Midway through a long car trip, your left hand hanging out the driver's-side window into the cool night air, a great song comes on the radio. (I know, I know, this never happens anymore. Indulge me.) As the song chugs through the opening bars, doing its wind-up, you sing the first verse over the intro and your voice and the music stream out together at least until the real vocals start up, echoing your spontaneous performance. ("See?" you think. "I knew all the words.")
Maybe Erlend Øye, the distinctive voice of Röyksopp's "Poor Leno" and
the Norwegian indie duo Kings of Convenience, was behind the wheel when he came
up with the little flourish that lifts his installment in the "DJ Kicks" series
above the faceless mass of mix albums. As Øye spins records, he sings,
doing the car-radio-intro bit over The Rapture's "I Need Your Love," but more
often creating something like an on-the-fly mash-up, grafting melodies both familiar
and un- onto the minimal-techno tracks that make up most of the disc.
When a snippet of "Venus" (by Bananarama or Shocking Blue, take your pick) or "You Were Always on My Mind" floats over an intricate electronic composition, it injects some pop melody into music that is wonderfully textural but that many listeners find repetitive and inaccessible. About half the tracks are electronic, with several coming from Germany's up-to-the-minute Kompakt label, but oddball variety is the rule. The shimmery pop of Phoenix ("If I Ever Feel Better") rubs shoulders with The Rapture's acid-house revival and Avenue D's tasteless raunch ("2D2F"). Best of all, Øye nearly duets with himself on the Silikon Soul remix of "Poor Leno," singing The Smiths' "There Is a Light That Never Goes Out" while his own vocals from the original occasionally bubble to the surface.
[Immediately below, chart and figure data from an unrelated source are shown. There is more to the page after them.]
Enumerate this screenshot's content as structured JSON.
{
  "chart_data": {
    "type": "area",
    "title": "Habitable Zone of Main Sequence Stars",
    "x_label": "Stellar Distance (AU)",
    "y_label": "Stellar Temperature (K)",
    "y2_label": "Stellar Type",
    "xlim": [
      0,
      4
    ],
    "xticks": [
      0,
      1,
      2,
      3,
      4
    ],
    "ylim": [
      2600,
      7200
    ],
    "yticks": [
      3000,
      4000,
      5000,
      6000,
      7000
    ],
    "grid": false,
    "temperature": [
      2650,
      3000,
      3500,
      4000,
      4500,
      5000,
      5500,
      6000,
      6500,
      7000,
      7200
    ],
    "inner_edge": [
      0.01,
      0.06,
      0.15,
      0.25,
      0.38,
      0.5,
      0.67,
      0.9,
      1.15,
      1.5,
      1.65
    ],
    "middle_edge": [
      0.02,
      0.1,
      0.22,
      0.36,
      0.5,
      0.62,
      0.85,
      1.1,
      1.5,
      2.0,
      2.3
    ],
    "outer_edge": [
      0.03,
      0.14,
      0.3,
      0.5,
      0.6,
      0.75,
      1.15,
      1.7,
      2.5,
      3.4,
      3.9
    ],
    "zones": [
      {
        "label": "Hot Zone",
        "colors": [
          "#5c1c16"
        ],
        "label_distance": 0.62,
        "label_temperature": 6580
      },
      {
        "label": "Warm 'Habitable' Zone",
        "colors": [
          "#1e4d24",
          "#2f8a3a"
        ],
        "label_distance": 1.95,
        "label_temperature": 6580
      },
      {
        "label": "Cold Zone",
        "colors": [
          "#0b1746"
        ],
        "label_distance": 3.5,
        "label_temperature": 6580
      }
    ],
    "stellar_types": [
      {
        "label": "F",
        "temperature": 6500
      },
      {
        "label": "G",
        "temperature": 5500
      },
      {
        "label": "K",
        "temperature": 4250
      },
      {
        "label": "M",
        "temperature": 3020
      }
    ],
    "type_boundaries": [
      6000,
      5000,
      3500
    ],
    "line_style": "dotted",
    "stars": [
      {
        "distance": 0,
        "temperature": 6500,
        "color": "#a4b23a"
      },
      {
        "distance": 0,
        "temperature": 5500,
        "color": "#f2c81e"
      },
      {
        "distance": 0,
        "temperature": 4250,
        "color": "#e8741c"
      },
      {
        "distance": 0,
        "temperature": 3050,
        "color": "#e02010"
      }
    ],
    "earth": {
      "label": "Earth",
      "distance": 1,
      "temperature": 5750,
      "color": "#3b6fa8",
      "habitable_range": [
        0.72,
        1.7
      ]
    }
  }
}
Seamlessly meshing all of those elements is difficult, and it's the disc's main weak point. Almost as often as beatmatching, Øye uses tricks like shutting off the turntable or letting a song echo and fade. In one particularly shameless segue shameless enough to work, actually he gets on the mic and announces the next record, "Rubicon" by Alan Braxe and Fred Falke, like an emcee at a wedding reception.
That feeling of cheeky enthusiasm, along with the innovative singing and strong track selection, goes a long way toward making up for a lack of turntable chops. If anything, the party ends too soon, as "Dexter," Ricardo Villalobos' epic of minor-key minimalism, signals a downshift into several quieter tracks. In a line of "DJ Kicks" albums that includes Kruder & Dorfmeister, Thievery Corporation and other heavyweights, Erlend Øye's
contribution is a welcome new voice.